First, we define a new protocol that offers the same APIs as the deprecated ones. You need to name the protocol members slightly differently than the original APIs. I recommend using a traditional Objective-C three-letter prefix. (In this example, I’m using “deprecated_”.)

protocol DeprecatedStatusBarMethods {
    func deprecated_setStatusBarHidden(_ hidden: Bool, with animation: UIStatusBarAnimation)
}

Next, have the type that owns the deprecated APIs conform to this protocol. The implementation will simply call the deprecated method. In this case, setStatusBarHidden:withAnimation:.

extension UIApplication: DeprecatedStatusBarMethods {

    // tell compiler this is deprecated, too.
    // this would otherwise produce a warning.
    @available(*, deprecated)
    func deprecated_setStatusBarHidden(_ hidden: Bool, with animation: UIStatusBarAnimation) {
        // call the original deprecated method
        self.setStatusBarHidden(hidden, with: animation)
    }
}

Note that you must mark the protocol implementation in the extension as @available(*, deprecated) to silence the compiler deprecation warning. Without this annotation, you would see a warning when calling the original deprecated API.

With those pieces in place, we can call the deprecated API by first casting the type to the protocol type we just defined. This successfully calls the deprecated API and produces no warnings or errors, despite using the Swift compiler flag -warnings-as-errors to treat all warnings as errors.

// no warnings!
(UIApplication.shared as DeprecatedStatusBarMethods).deprecated_setStatusBarHidden(isHidden, with: .fade)

This is obviously very verbose. To mitigate this, you could wrap this in a helper method.

extension UIApplication {
    func myApp_setStatusBarHidden() {
        (self as DeprecatedStatusBarMethods).deprecated_setStatusBarHidden(true, with: .fade)
    }
}

// usage:
UIApplication.shared.myApp_setStatusBarHidden()

Importantly, you cannot directly call the implementation method — the one we annotated with @available(*, deprecated). Doing this results in the compiler producing a warning, as you would expect.
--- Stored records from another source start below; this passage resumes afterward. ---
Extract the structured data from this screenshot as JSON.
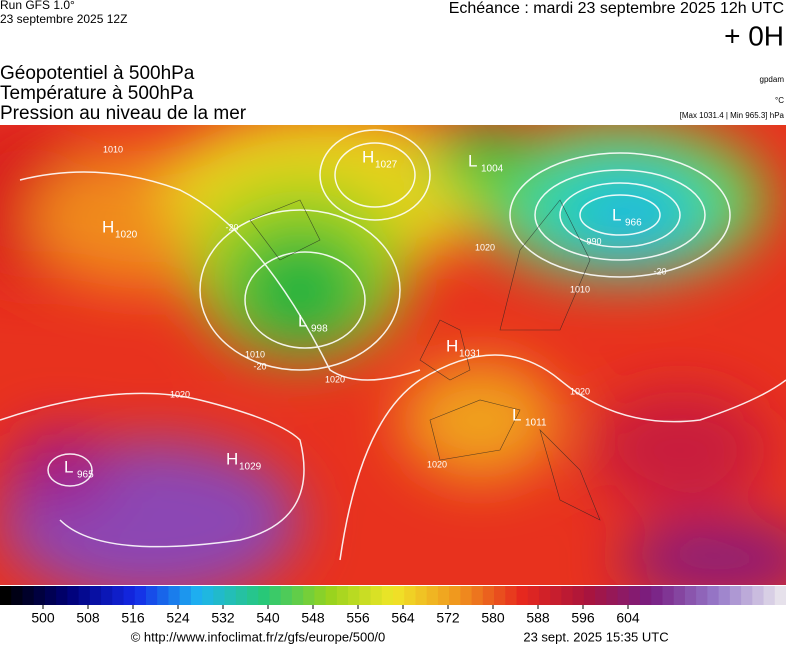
{
  "header": {
    "run": "Run GFS 1.0°",
    "run_date": "23 septembre 2025 12Z",
    "echeance": "Echéance : mardi 23 septembre 2025 12h UTC",
    "offset": "+ 0H"
  },
  "titles": [
    "Géopotentiel à 500hPa",
    "Température à 500hPa",
    "Pression au niveau de la mer"
  ],
  "units": {
    "geopotential": "gpdam",
    "temperature": "°C",
    "pressure_range": "[Max 1031.4 | Min 965.3] hPa"
  },
  "pressure_centers": [
    {
      "type": "H",
      "value": 1027
    },
    {
      "type": "L",
      "value": 1004
    },
    {
      "type": "L",
      "value": 966
    },
    {
      "type": "H",
      "value": 1020
    },
    {
      "type": "L",
      "value": 998
    },
    {
      "type": "H",
      "value": 1031
    },
    {
      "type": "L",
      "value": 1011
    },
    {
      "type": "H",
      "value": 1029
    },
    {
      "type": "L",
      "value": 965
    }
  ],
  "contour_labels": [
    1010,
    1020,
    1020,
    1020,
    1010,
    -20,
    -20,
    990,
    1010,
    1020,
    1020,
    -20
  ],
  "colorbar": {
    "ticks": [
      500,
      508,
      516,
      524,
      532,
      540,
      548,
      556,
      564,
      572,
      580,
      588,
      596,
      604
    ]
  },
  "footer": {
    "url": "© http://www.infoclimat.fr/z/gfs/europe/500/0",
    "timestamp": "23 sept. 2025 15:35 UTC"
  }
}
// warning: deprecated API usage
UIApplication.shared.deprecated_setStatusBarHidden(isHidden, with: .fade)

How does this even work?

I am not a Swift compiler expert, but here is my best attempt at an explanation. Hopefully everything up until the call site makes sense, but I will cover that too.

  1. In the implementation of the protocol, we annotate the API using @available(*, deprecated). Without this annotation, the compiler produces a warning at the call site of the original deprecated API. Explicitly annotating the outer declaration func deprecated_setStatusBarHidden(_:with:) as deprecated silences the deprecation warning inside the method implementation. Because this is explicit, the compiler does not need to warn us.
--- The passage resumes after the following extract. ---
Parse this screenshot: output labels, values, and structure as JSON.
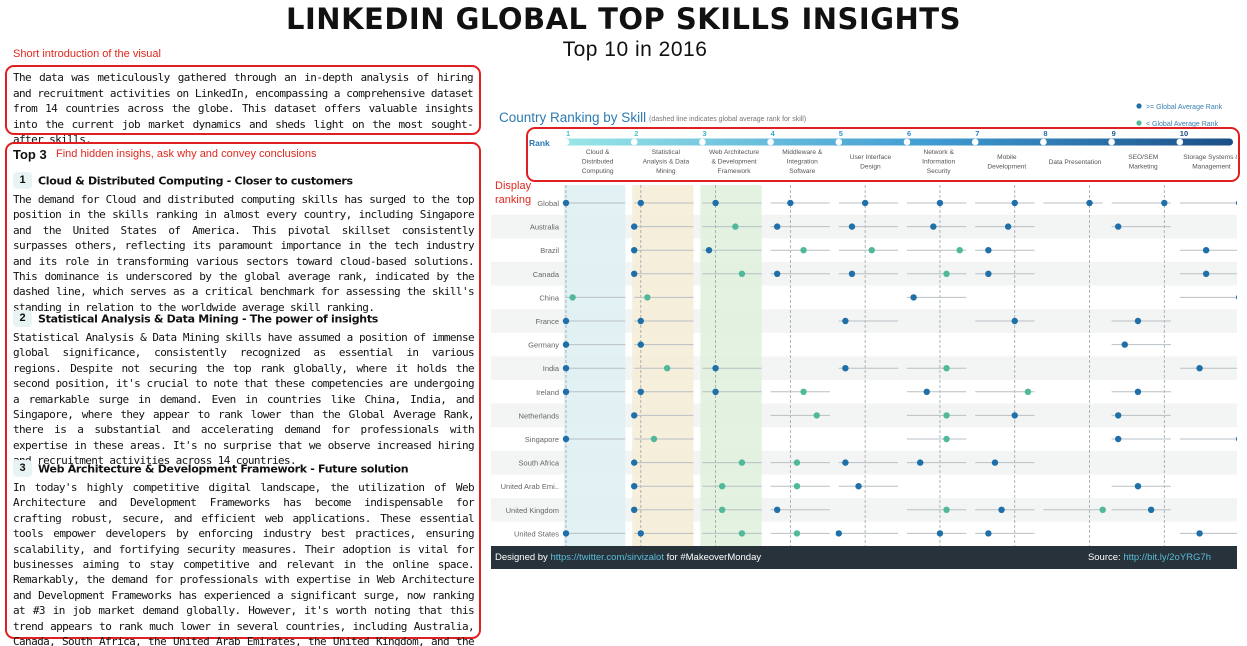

  2. Calling a deprecated method produces a deprecation warning. As noted above, when we call the newly added deprecated method directly on UIApplication.shared, we see warning. This is expected, the method is annotated with @available(*, deprecated).
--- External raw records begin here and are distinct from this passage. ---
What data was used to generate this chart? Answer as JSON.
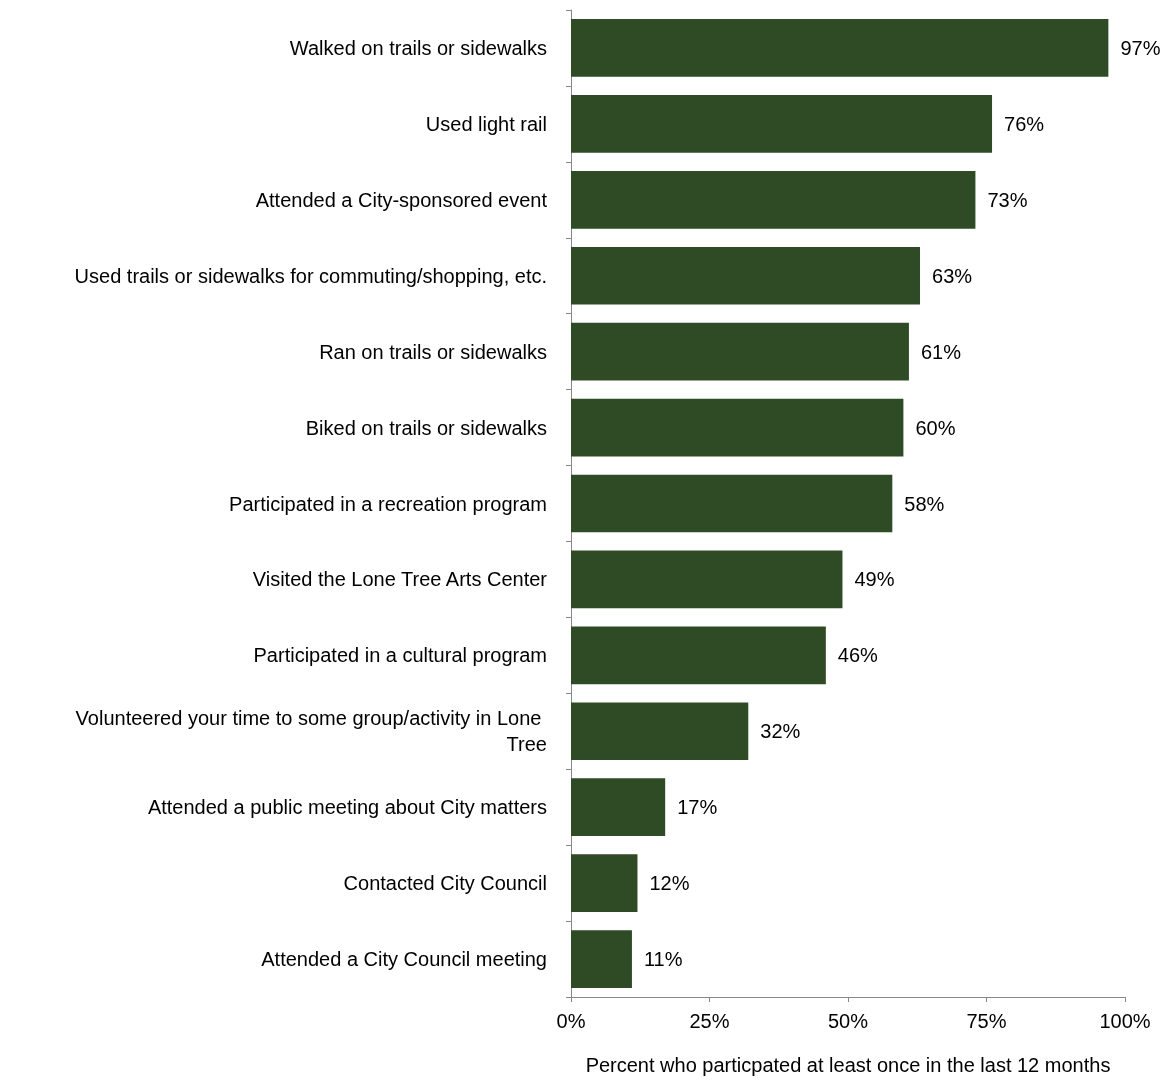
{
  "chart_data": {
    "type": "bar",
    "orientation": "horizontal",
    "xlabel": "Percent who particpated at least once in the last 12 months",
    "categories": [
      "Walked on trails or sidewalks",
      "Used light rail",
      "Attended a City-sponsored event",
      "Used trails or sidewalks for commuting/shopping, etc.",
      "Ran on trails or sidewalks",
      "Biked on trails or sidewalks",
      "Participated in a recreation program",
      "Visited the Lone Tree Arts Center",
      "Participated in a cultural program",
      "Volunteered your time to some group/activity in Lone Tree",
      "Attended a public meeting about City matters",
      "Contacted City Council",
      "Attended a City Council meeting"
    ],
    "values": [
      97,
      76,
      73,
      63,
      61,
      60,
      58,
      49,
      46,
      32,
      17,
      12,
      11
    ],
    "value_labels": [
      "97%",
      "76%",
      "73%",
      "63%",
      "61%",
      "60%",
      "58%",
      "49%",
      "46%",
      "32%",
      "17%",
      "12%",
      "11%"
    ],
    "color": "#2e4b26",
    "xlim": [
      0,
      100
    ],
    "xticks": [
      {
        "value": 0,
        "label": "0%"
      },
      {
        "value": 25,
        "label": "25%"
      },
      {
        "value": 50,
        "label": "50%"
      },
      {
        "value": 75,
        "label": "75%"
      },
      {
        "value": 100,
        "label": "100%"
      }
    ],
    "grid": false
  }
}
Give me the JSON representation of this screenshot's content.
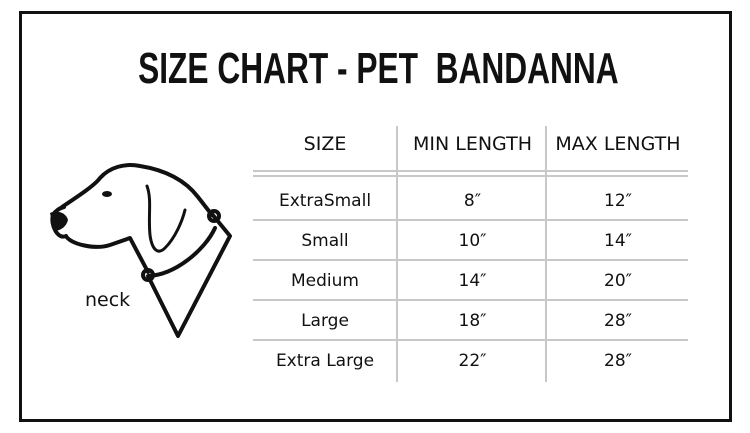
{
  "title": "SIZE CHART - PET  BANDANNA",
  "illustration": {
    "icon": "dog-head-with-bandanna-icon",
    "label": "neck"
  },
  "table": {
    "headers": [
      "SIZE",
      "MIN LENGTH",
      "MAX LENGTH"
    ],
    "rows": [
      [
        "ExtraSmall",
        "8″",
        "12″"
      ],
      [
        "Small",
        "10″",
        "14″"
      ],
      [
        "Medium",
        "14″",
        "20″"
      ],
      [
        "Large",
        "18″",
        "28″"
      ],
      [
        "Extra Large",
        "22″",
        "28″"
      ]
    ]
  }
}
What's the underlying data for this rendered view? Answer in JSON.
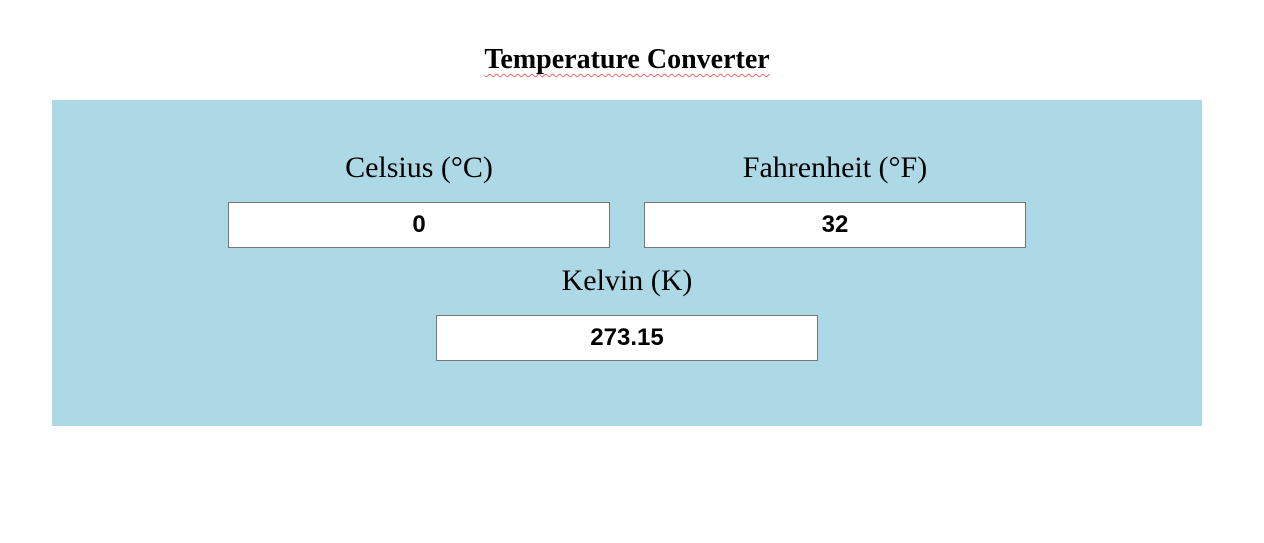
{
  "page": {
    "title": "Temperature Converter"
  },
  "converter": {
    "celsius": {
      "label": "Celsius (°C)",
      "value": "0"
    },
    "fahrenheit": {
      "label": "Fahrenheit (°F)",
      "value": "32"
    },
    "kelvin": {
      "label": "Kelvin (K)",
      "value": "273.15"
    }
  },
  "colors": {
    "panel_background": "#add8e6",
    "spellcheck_underline": "#e06a6a"
  }
}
  3. When we write (UIApplication.shared as DeprecatedStatusBarMethods), we are hiding the concrete type. Then, we are allowed to call the method on the protocol type without any warnings because that method has no annotations. The compiler will lookup the method in the protocol witness table rather than directly in the concrete type. Essentially, we have performed a kind of “type erasure” and are hiding our deprecated code behind the protocol witness table.

Is this practical?

This workaround is rather verbose and somewhat obscure (and kind of obtuse) — but it works. If your project already has a mix of Objective-C and Swift, you are probably better off silencing deprecation warnings using Clang pragmas. If you want to avoid adding Objective-C, this is a viable alternative. However, if your project is using a lot of deprecated APIs, I can see this workaround being quite cumbersome. Of course, the best solution is to stop using deprecated APIs altogether — but, like many aspects of software development, we do not always have that luxury.